Scenario 1: They don’t know what to talk to the client about; it feels like a cold call.
For attorneys who don’t know what to talk to their clients about, ask them to list the top three things that their clients are probably losing sleep over right now — legislation, full dockets, labor issues. Odds are, they’ll have a list longer than three, and boom, they just developed a script. Wouldn’t it be nice if somebody was thinking about problems you might be facing and called you, unprompted, to offer a solution?
Reaching out to a client to discuss an issue they might be facing shows an understanding of their business, especially if it’s not an area you’ve handled work in previously. It also allows them to vent a little and may provide some insight into other issues they are navigating, which is a great opportunity for cross-selling your firm’s services. Even if there is nothing currently in the works, this simple conversation could put the firm top of mind for the next issue that does arise.
Scenario 2: I don’t want to bother them. They’ll call us if they need us.
We all know that most companies enlist the assistance of more than one law firm for their legal needs, so if they aren’t calling you, they’re probably calling somebody else. Think about it. If you’re in a bind, do you pick up the phone and call somebody for help whom you haven’t spoken to in eight months? Or somebody you’ve engaged with more recently?
Legal decision-makers are juggling a variety of needs and demands, so it’s easier for them to look to firms they have experience with and can trust as a first stop. It might seem intrusive for an attorney to check in to see what their plates look like and ask, “Is there anything my firm could do to help?” But for the client, it could actually alleviate some of their workload.
Scenario 3: I’ll just send them an email. It takes less time.
Rarely do I come away from a 20+ email exchange thinking, “Wow, what a productive and great chain that was.”
All of our inboxes are inundated, so encourage your attorneys to reconsider their emails over the next few months. If they are addressing more than two items, tell them to pick up the phone.

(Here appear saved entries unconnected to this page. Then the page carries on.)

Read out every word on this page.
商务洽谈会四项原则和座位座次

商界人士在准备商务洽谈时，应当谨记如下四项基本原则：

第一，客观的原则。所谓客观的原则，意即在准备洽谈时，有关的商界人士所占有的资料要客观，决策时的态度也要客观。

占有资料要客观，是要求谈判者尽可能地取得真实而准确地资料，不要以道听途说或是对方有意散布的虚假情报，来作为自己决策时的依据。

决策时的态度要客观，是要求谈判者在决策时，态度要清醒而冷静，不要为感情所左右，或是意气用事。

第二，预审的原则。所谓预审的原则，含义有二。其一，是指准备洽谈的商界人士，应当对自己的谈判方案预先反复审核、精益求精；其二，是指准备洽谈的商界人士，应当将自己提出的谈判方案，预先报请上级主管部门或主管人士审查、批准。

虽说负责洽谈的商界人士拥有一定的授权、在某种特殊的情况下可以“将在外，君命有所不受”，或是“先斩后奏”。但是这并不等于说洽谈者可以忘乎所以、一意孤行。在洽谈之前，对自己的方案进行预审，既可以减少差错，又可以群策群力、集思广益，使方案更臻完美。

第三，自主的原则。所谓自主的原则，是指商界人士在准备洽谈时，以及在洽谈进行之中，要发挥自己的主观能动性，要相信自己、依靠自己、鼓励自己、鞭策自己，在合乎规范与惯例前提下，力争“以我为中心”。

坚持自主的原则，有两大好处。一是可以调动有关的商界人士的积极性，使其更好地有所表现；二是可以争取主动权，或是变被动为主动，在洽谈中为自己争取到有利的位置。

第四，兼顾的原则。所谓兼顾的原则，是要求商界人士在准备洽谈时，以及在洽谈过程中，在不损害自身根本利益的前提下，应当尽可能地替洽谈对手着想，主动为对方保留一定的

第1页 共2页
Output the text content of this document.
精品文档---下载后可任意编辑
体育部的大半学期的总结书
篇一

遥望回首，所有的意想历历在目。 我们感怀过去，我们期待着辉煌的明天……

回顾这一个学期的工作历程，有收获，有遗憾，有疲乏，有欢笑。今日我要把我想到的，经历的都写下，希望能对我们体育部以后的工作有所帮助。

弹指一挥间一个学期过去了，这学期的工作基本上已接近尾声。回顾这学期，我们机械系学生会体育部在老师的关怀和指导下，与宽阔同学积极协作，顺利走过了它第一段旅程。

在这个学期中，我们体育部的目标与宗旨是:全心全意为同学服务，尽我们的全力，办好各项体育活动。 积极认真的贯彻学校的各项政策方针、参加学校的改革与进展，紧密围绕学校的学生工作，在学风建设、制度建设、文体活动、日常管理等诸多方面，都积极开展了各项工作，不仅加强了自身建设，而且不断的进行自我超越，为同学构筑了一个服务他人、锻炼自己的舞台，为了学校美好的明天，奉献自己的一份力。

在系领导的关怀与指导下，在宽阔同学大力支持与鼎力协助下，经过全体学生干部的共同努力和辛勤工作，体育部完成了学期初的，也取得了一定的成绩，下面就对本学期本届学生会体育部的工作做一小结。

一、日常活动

If the client doesn’t answer, encourage them to leave a voicemail explaining that they wanted to discuss something that was easier to do via phone than email. An email can be sent afterward to recap and document the discussion. Odds are, the call will touch on something valuable that wouldn’t have been included in an email, whether about the matter or a shared affinity for baseball. Never underestimate rapport.
Scenario 4: We already ended the matter.
If it wasn’t too long ago, reach out for feedback. You’ll demonstrate a desire to keep improving. Relationships take time to build; one matter may not have given both sides time to figure each other out. Don’t just focus on the results, either. Ask questions about value and communication. If there is negative feedback, don’t ignore it — address how it will be resolved from now on. Clients want transparency and clarity in how their work is being handled, and that should also extend to how performance will improve.
Another excuse to call a client with no active matters could be asking them to serve as a reference for rankings that request client feedback. This can be a valuable touchpoint if you handle it the right way, e.g., not emailing them two years after a matter ended. Show them that you enjoyed the work and that you value their opinion.
We are all mindful of our clients’ time and want to provide as much value as possible, but let’s not overthink things. If executives and general counsels are consistently asking for their legal teams to be more responsive and proactive, picking up the phone — yes, old school, I know — is a great starting point to nurture relationships.